Not long after that escapade, my curiosity was piqued when a usually well-informed friend told me about Balikci Ergün, a Turkish fish place in ‘remote’ Moabit. I felt I had to make it up to Hans for the previous week’s fiasco. I couldn’t let him lose faith in the Turks… and he never sets foot in Moabit, anyway. After many detours around the non-descript area on the edge of the Regierungsviertel, there it was, tucked away in a railway arch beneath the Stadtbahn, a tiny “Fischrestaurant” with a cute, luxuriant veranda brimming with plants and flowers.
We entered a tavern-like interior filled with cards penned by (mainly Turkish) guests hanging from the low ceiling, and walls covered in two decades of photographic memorabilia. On the menu: save a few starters and sides, only fish – with photos of the various available species. We dug into great starters (their Cacık deserves an award) and luscious salads (from €3) piled with fresh herbs and served with a large basket of charcoal-grilled bread, followed by plates of fried and grilled fish. From small sardines to aromatic red mullets to juicy dorade and healthy-looking calamari (€7-13) – it was all as fresh and tasty as you’re ever going to get in Berlin.

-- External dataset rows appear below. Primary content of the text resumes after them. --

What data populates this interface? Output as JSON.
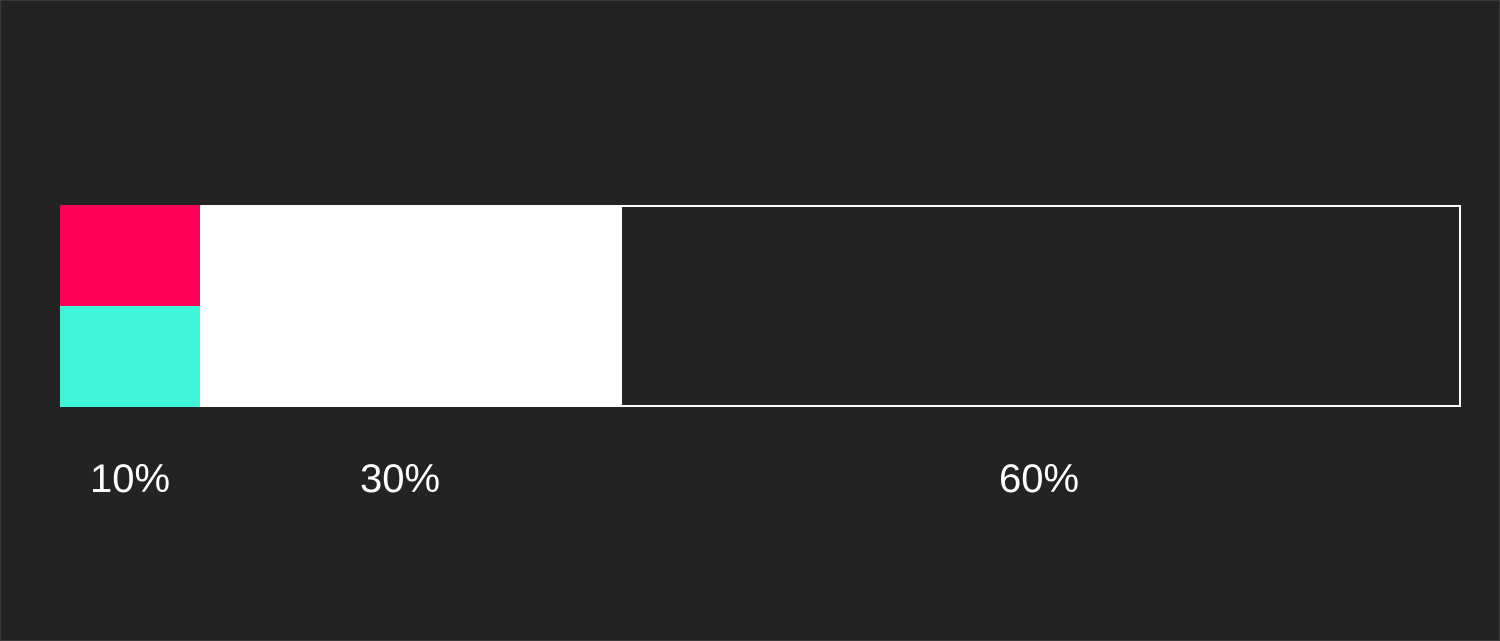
{
  "diagram": {
    "segments": [
      {
        "id": "segment-10",
        "label": "10%",
        "fraction": 0.1,
        "colors": [
          "#ff0055",
          "#3ef5d8"
        ]
      },
      {
        "id": "segment-30",
        "label": "30%",
        "fraction": 0.3,
        "colors": [
          "#ffffff"
        ]
      },
      {
        "id": "segment-60",
        "label": "60%",
        "fraction": 0.6,
        "colors": [
          "#232323"
        ],
        "outline": "#ffffff"
      }
    ]
  },
  "colors": {
    "background": "#232323",
    "text": "#ffffff"
  }
}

The regulars seem to wash it down with full rations of Raki or Turkish Efes beer. All in all, our evening at Balikci Ergün turned out to be an unexpected treat with a surreal touch – a real Mediterranean oasis in the German capital, as un-Berlin and un-hip as it was totally fun. It turns out the restaurant was founded by former Turkish footballer Ergün Cetinbas over 20 years ago – we wish them another 20! Tuğra won’t last that long.